Diritti

Stepchild adoption e svalutazione dell’affettività

Erano 16 le coppie gay a Roma in attesa che il loro matrimonio contratto all'estero fosse trascritto anche in Italia

È stata persa un’altra opportunità di sostenere il significato e il valore dell’attaccamento che un bambino costruisce con chi se ne prende cura, genitore biologico o adottivo che sia.

Lo stralcio dell’articolo sulla stepchild adoption della legge Cirinnà è la forma che assume il non riconoscimento di questi valori, atteggiamento che caratterizza il nostro scenario culturale. Chi si trova in queste situazioni deve poi sperare nel riconoscimento per altre strade magari attraverso giudici attenti che valutino con coscienza il singolo caso.

Il percorso parlamentare della legge lo sappiamo, è condizionato da necessità politiche per il rischio (così dicono) che l’articolo sulla stepchild stimoli il ricorso alla maternità surrogata in paesi dove è consentita.

Ma prima di tutto è importante normalizzare le situazioni di fatto delle famiglie dove i figli sono già presenti, di regolare la possibilità per il bambino di mantenere la continuità nei legami di attaccamento sia rispetto a chi rimane che rispetto a chi si allontana. Dal punto di vista psicologico è l’ennesima dimostrazione dell’atteggiamento prevalente nei confronti dell’affettività infantile, ma anche verso l’affettività in generale: è qualcosa che conta poco, quasi un effetto collaterale che può essere facilmente sacrificato.

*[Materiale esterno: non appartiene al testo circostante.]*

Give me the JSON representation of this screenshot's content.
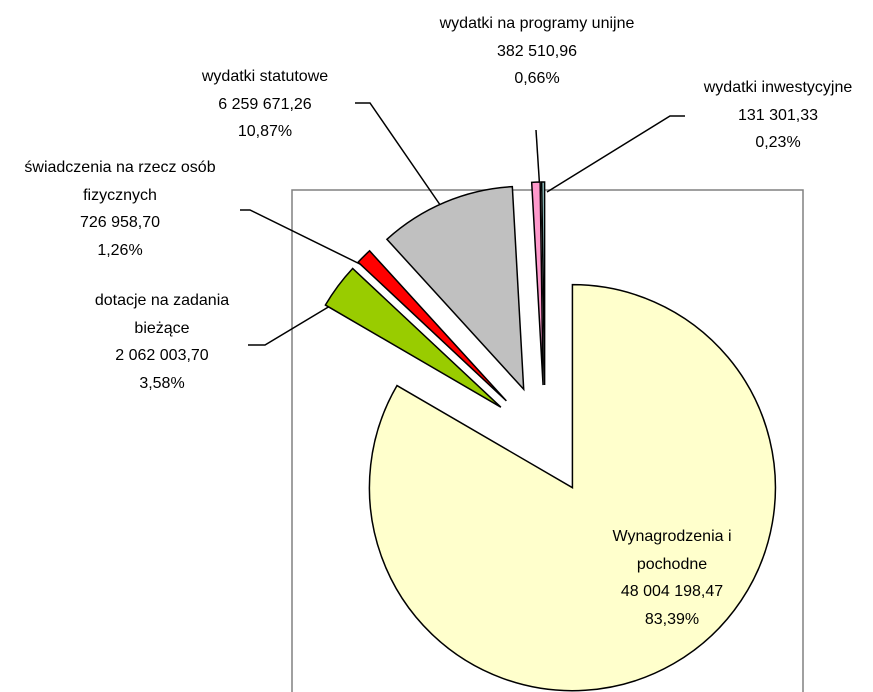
{
  "chart_data": {
    "type": "pie",
    "categories": [
      "Wynagrodzenia i pochodne",
      "dotacje na zadania bieżące",
      "świadczenia na rzecz osób fizycznych",
      "wydatki statutowe",
      "wydatki na programy unijne",
      "wydatki inwestycyjne"
    ],
    "values": [
      48004198.47,
      2062003.7,
      726958.7,
      6259671.26,
      382510.96,
      131301.33
    ],
    "value_labels": [
      "48 004 198,47",
      "2 062 003,70",
      "726 958,70",
      "6 259 671,26",
      "382 510,96",
      "131 301,33"
    ],
    "percentages": [
      83.39,
      3.58,
      1.26,
      10.87,
      0.66,
      0.23
    ],
    "percentage_labels": [
      "83,39%",
      "3,58%",
      "1,26%",
      "10,87%",
      "0,66%",
      "0,23%"
    ],
    "colors": [
      "#ffffcc",
      "#99cc00",
      "#ff0000",
      "#c0c0c0",
      "#ff99cc",
      "#99cccc"
    ]
  }
}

Rimanda indietro nel tempo fino agli anni 30 e 40 del secolo scorso, quando ancora non si parlava di attaccamento. Fino ad allora si riteneva che i bambini piccoli, non avessero capacità di relazione o di apprendimento e che il motivo per cui sviluppavano uno stretto legame con la madre fosse che lei lo nutriva. Si riteneva che la fame fosse un bisogno primario e la relazione personale un bisogno secondario, perciò non ci si creava il problema di separare i bambini dalle mamme e dai papà: se avevano bisogno per esempio di cure ospedaliere, venivano ricoverati da soli in reparti comuni, nella convinzione che il nutrimento regolare e le cure mediche fossero tutto quello di cui avevano bisogno, salvo stupirsi per l’alta incidenza di depressioni e scarsa reattività nei piccoli pazienti durante la degenza e per le conseguenze importanti sull’umore al rientro a casa.

John Bowlby e altri dopo di lui hanno dimostrato quanto siano importanti i legami per il bambino e per le sue figure di riferimento, a prescindere dalle corrispondenze biologiche, di genere, economiche, ecc.. È grazie a questi studi che ora esistono reparti pediatrici negli ospedali dove i bambini possono stare con la madre o con una figura di riferimento a cui sono legati.
Un bambino ha il diritto di mantenere la vicinanza delle persone con cui è cresciuto e a cui è legato e questo sempre, a prescindere dal tipo di famiglia in cui nasce e di come là si pensi al riguardo.